I expect socialism will involve greater use of natural resources, not less.

And he also wrote:

But even if it (fossil fuel exhaustion) was in sight, they (fossil fuels) are no use in the ground, are they? Foregoing new exploration makes no sense at all.

I now write:

Jeezus Peezus, talk about a hangman's choice !!! Patrick Ellis argues on behalf of eco-rational freight rail transport in order to _reduce_ the turnover time of capital, thus ensuring (other things being equal) capital's expanded reproduction (and hence another round of resource exhaustion and pollution, not to mention another round of exploiting wage-laborers). From my POV, once you tread the path of defending green policies in terms of "efficiency," the game's up. Capital wins. Basically Ellis' proposition is a proposition straight out of turn-of-the-century progressive managerialism -- to save the anarchy of the capitalist market from itself.

Meanwhile, across the Atlantic, James Heartfield blithely ignores that accumulation for accumulation's sake destroys the long-term future prospects for a transition to socialism (_any_ kind of socialism, much less eco- socialism).

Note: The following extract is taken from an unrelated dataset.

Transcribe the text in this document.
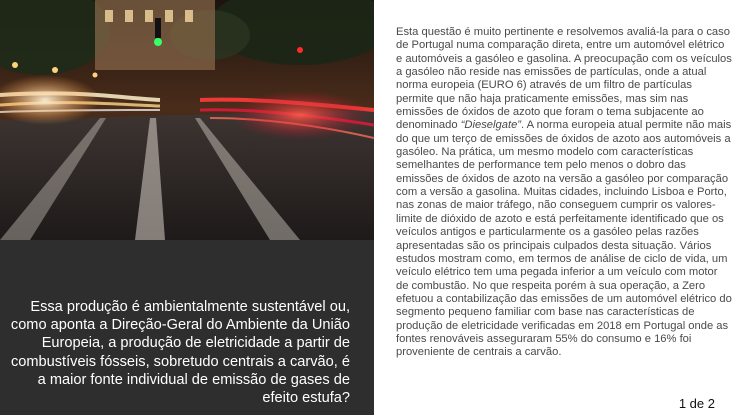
Essa produção é ambientalmente sustentável ou, como aponta a Direção-Geral do Ambiente da União Europeia, a produção de eletricidade a partir de combustíveis fósseis, sobretudo centrais a carvão, é a maior fonte individual de emissão de gases de efeito estufa?

Esta questão é muito pertinente e resolvemos avaliá-la para o caso de Portugal numa comparação direta, entre um automóvel elétrico e automóveis a gasóleo e gasolina. A preocupação com os veículos a gasóleo não reside nas emissões de partículas, onde a atual norma europeia (EURO 6) através de um filtro de partículas permite que não haja praticamente emissões, mas sim nas emissões de óxidos de azoto que foram o tema subjacente ao denominado “Dieselgate”. A norma europeia atual permite não mais do que um terço de emissões de óxidos de azoto aos automóveis a gasóleo. Na prática, um mesmo modelo com características semelhantes de performance tem pelo menos o dobro das emissões de óxidos de azoto na versão a gasóleo por comparação com a versão a gasolina. Muitas cidades, incluindo Lisboa e Porto, nas zonas de maior tráfego, não conseguem cumprir os valores-limite de dióxido de azoto e está perfeitamente identificado que os veículos antigos e particularmente os a gasóleo pelas razões apresentadas são os principais culpados desta situação. Vários estudos mostram como, em termos de análise de ciclo de vida, um veículo elétrico tem uma pegada inferior a um veículo com motor de combustão. No que respeita porém à sua operação, a Zero efetuou a contabilização das emissões de um automóvel elétrico do segmento pequeno familiar com base nas características de produção de eletricidade verificadas em 2018 em Portugal onde as fontes renováveis asseguraram 55% do consumo e 16% foi proveniente de centrais a carvão.

1 de 2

Basically a proposition straight out of some Stalinist comic book about the glorious triumph of the productive forces, gleaming electrical tranmission towers dominating the landscape.

Position One contends that capitalism is okey-dokey as long as it shepherds its resources wisely; Position Two denies that capitalist depletion of resources and generation of waste is nothing to get up in arms about. Like I said, talk about a hangman's choice. Ian Murray, somebody, please intervene and rescue this "debate" from the false dyadic opposition b/w Teddy Roosevelt (or Paul Hawken) and the Soviet planners who decided to divert the rivers that fed the Aral Sea.